Ultimately, answers to the problems of disease modification will likely derive from our evolving understanding of the underlying disease mechanisms rather than from CRT. Indeed, iPSC technologies will probably be pivotal here, through their expanding role in disease modeling with patient-derived cells. Such work promises a steady trickle of novel disease targets to add to those currently under scrutiny—for example, molecular pathways governing mitochondrial biogenesis and function, lysosomal function, α-synuclein aggregation, and LRRK2 and Nurr1 activity (Aviles-Olmos et al., 2013; Kuan et al., 2012; Mazzulli et al., 2011; Obeso et al., 2010; Tofaris, 2012; Zhang et al., 2012).

In any emerging therapies, pharmaco-genetics may well play an increasing role, particularly through its implicit ability to avoid side effects of untargeted pharmaco-therapies. Thus, surgically delivered viral vectors could be used to target specific molecular pathways (for example, with micro-RNAs or with newer DREADDs) in selected neuronal populations. More exciting still is the prospect of improved nonsurgical delivery of pharmaco-genetic cargoes, using a combination of microsomal delivery and cell-type–specific promotors, which could allow genetic disease modification without surgical targeting. Genetically encoded growth factors, mitochondrial supporters, or α-synuclein aggregation inhibitors could thus be delivered to specific but dispersed neuronal (or astroglial) populations, while avoiding off-target effects in nonrelevant cells (El-Andaloussi et al., 2012; Lee et al., 2012).

These expanding prospects for pharmaco-genetics reflect the flexibility and adaptability of the technology. This does not preclude a niche for the use of CRT in treating PD, particularly if the remaining hurdles to robust and reliable generation of transplantable cells are overcome (and if upcoming trials show success).
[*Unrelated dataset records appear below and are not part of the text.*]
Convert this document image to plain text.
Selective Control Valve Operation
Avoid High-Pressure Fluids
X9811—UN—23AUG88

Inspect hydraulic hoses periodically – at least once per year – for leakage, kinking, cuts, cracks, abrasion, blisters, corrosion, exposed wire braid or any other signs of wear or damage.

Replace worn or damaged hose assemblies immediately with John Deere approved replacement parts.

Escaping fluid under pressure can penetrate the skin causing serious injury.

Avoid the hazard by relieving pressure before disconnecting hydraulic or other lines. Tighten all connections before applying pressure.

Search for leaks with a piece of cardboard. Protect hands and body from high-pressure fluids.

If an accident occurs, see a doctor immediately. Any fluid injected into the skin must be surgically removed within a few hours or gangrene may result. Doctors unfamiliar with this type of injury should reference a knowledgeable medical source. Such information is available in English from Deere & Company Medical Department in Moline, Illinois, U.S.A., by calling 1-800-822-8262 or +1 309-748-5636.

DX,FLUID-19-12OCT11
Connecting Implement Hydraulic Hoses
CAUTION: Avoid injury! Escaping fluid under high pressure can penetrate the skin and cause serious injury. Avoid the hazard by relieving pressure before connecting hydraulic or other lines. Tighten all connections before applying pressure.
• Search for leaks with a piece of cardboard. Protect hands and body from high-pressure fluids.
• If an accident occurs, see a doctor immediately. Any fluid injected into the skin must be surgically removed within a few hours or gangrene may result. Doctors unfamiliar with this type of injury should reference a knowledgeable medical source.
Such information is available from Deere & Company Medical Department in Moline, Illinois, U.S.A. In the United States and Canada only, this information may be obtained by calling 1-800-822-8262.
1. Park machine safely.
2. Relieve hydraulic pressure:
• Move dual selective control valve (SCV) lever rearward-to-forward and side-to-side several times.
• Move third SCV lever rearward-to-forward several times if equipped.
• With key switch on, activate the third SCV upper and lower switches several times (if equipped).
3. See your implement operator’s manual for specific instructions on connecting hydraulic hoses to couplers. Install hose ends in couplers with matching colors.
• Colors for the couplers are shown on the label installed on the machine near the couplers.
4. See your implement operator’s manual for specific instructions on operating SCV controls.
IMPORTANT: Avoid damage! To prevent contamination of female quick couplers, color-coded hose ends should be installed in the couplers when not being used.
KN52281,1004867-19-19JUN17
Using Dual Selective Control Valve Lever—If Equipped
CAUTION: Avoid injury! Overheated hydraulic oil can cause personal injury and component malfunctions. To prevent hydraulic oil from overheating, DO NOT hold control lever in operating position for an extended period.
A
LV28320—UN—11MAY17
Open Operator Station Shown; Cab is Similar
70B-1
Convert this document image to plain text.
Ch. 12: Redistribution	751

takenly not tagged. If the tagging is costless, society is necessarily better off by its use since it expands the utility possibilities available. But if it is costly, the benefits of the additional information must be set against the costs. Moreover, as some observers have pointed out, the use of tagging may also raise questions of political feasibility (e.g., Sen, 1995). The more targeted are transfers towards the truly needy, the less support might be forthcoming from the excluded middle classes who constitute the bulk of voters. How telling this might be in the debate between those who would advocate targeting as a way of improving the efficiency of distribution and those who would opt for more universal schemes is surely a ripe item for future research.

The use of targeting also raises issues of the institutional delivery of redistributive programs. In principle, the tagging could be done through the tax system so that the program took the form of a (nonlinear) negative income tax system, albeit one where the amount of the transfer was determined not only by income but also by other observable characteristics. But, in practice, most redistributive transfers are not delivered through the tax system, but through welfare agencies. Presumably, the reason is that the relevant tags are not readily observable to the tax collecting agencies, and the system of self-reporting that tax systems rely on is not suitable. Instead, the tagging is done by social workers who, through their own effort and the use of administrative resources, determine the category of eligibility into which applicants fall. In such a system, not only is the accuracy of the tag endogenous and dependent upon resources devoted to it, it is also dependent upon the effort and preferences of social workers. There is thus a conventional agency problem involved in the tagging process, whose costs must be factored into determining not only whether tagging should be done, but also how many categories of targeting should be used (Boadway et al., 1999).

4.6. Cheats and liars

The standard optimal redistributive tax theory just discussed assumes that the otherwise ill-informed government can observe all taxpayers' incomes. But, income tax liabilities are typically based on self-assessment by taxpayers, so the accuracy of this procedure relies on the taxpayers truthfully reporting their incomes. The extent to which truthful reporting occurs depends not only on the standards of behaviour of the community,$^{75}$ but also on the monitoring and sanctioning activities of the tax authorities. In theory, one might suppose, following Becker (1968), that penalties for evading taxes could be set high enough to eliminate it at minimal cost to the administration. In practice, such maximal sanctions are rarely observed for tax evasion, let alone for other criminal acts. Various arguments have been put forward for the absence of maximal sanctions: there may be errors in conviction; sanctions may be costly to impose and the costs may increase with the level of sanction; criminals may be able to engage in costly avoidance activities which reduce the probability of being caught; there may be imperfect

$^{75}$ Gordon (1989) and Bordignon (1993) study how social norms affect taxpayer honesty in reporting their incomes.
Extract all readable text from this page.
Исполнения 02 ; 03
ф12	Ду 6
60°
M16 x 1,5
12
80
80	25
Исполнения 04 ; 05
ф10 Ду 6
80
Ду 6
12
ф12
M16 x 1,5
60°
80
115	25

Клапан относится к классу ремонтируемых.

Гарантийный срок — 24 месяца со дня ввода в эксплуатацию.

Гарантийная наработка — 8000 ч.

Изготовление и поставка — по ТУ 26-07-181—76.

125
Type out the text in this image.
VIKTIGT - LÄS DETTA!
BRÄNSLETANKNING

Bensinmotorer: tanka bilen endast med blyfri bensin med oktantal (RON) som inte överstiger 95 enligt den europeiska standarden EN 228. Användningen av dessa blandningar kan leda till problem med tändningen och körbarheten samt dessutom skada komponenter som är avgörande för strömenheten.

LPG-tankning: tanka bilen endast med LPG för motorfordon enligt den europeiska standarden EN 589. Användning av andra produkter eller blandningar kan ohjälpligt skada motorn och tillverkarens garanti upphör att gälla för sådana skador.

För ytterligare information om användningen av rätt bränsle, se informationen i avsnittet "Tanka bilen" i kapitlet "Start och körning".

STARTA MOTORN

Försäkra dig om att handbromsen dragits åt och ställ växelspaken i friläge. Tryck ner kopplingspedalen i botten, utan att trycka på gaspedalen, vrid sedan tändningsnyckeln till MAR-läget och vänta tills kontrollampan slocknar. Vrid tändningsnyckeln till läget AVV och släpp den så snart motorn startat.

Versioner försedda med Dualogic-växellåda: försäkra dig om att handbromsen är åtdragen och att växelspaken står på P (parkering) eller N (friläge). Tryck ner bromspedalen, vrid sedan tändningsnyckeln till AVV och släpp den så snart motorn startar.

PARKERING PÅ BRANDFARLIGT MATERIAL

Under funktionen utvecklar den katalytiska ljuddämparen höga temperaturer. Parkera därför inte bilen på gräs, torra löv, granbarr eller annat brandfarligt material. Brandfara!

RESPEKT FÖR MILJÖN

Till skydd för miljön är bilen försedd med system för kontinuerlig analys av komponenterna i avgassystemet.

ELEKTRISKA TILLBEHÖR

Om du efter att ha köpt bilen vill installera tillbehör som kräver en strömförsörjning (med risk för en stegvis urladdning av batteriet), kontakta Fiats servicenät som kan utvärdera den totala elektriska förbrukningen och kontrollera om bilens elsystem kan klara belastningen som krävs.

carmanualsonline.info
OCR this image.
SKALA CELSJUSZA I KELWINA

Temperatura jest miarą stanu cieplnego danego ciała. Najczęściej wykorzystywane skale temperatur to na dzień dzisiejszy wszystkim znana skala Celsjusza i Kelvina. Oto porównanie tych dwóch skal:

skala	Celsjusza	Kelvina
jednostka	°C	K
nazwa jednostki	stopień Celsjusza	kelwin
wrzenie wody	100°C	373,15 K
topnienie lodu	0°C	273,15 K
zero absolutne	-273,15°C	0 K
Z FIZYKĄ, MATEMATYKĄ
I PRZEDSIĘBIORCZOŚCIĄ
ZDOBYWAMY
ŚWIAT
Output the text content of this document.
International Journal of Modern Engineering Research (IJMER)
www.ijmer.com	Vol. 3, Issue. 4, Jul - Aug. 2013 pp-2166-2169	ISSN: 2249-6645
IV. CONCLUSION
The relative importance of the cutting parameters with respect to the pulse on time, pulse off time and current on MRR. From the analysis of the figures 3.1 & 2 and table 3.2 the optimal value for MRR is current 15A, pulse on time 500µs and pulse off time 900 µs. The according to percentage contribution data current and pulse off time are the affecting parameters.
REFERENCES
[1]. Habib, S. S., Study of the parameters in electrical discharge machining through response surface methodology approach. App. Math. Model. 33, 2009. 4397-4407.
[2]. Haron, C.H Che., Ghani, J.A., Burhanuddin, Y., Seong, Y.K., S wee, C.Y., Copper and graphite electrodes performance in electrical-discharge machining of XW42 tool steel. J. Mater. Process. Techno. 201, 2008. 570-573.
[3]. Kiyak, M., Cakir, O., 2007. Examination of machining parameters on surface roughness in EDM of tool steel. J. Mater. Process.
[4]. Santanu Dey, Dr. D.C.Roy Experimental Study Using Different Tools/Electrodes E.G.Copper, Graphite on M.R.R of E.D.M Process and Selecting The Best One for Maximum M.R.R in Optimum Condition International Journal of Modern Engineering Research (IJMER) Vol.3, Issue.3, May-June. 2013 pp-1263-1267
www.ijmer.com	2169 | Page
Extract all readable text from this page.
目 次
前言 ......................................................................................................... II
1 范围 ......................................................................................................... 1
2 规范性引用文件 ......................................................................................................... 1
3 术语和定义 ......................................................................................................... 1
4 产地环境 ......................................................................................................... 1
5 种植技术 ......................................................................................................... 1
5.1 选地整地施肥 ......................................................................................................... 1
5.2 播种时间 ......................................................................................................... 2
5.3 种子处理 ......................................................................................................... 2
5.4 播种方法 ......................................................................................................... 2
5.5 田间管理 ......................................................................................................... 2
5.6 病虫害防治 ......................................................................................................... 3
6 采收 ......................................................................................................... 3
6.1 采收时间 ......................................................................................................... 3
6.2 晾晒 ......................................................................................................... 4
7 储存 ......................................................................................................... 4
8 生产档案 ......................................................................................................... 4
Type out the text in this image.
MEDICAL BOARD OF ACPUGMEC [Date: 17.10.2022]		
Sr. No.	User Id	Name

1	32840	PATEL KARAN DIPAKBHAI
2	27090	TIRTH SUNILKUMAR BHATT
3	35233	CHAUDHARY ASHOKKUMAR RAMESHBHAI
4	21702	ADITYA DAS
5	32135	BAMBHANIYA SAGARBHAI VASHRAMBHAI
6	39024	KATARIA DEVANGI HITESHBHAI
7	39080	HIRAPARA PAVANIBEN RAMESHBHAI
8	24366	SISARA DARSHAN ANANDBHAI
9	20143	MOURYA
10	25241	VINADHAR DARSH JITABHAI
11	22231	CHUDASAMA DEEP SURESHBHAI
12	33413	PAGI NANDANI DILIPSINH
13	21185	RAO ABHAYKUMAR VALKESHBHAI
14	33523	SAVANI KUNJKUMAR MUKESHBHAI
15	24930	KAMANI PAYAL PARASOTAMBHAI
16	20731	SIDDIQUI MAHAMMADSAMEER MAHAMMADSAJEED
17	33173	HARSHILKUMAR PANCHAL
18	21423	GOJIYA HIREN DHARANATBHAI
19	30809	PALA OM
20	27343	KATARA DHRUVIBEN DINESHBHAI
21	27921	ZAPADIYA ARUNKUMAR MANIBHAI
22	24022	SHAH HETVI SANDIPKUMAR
However, this niche may be limited to younger patients and, if useful disease-modifying treatments emerge, it may also be only temporary.

Powerful disease-modifying treatments for PD, if they are ever found, really would change the scene. And if they arrive, then no doubt stem cell technology will also move on, shifting focus to other conditions, and to a continued and growing role in neurological disease modeling.

CONFLICT OF INTEREST STATEMENT

The authors have no conflicts of interest.

ROLE OF AUTHORS

Both authors, who participated equally in the article preparation, had full access to all the information in the review and take responsibility for the integrity of the information and the accuracy of the analysis.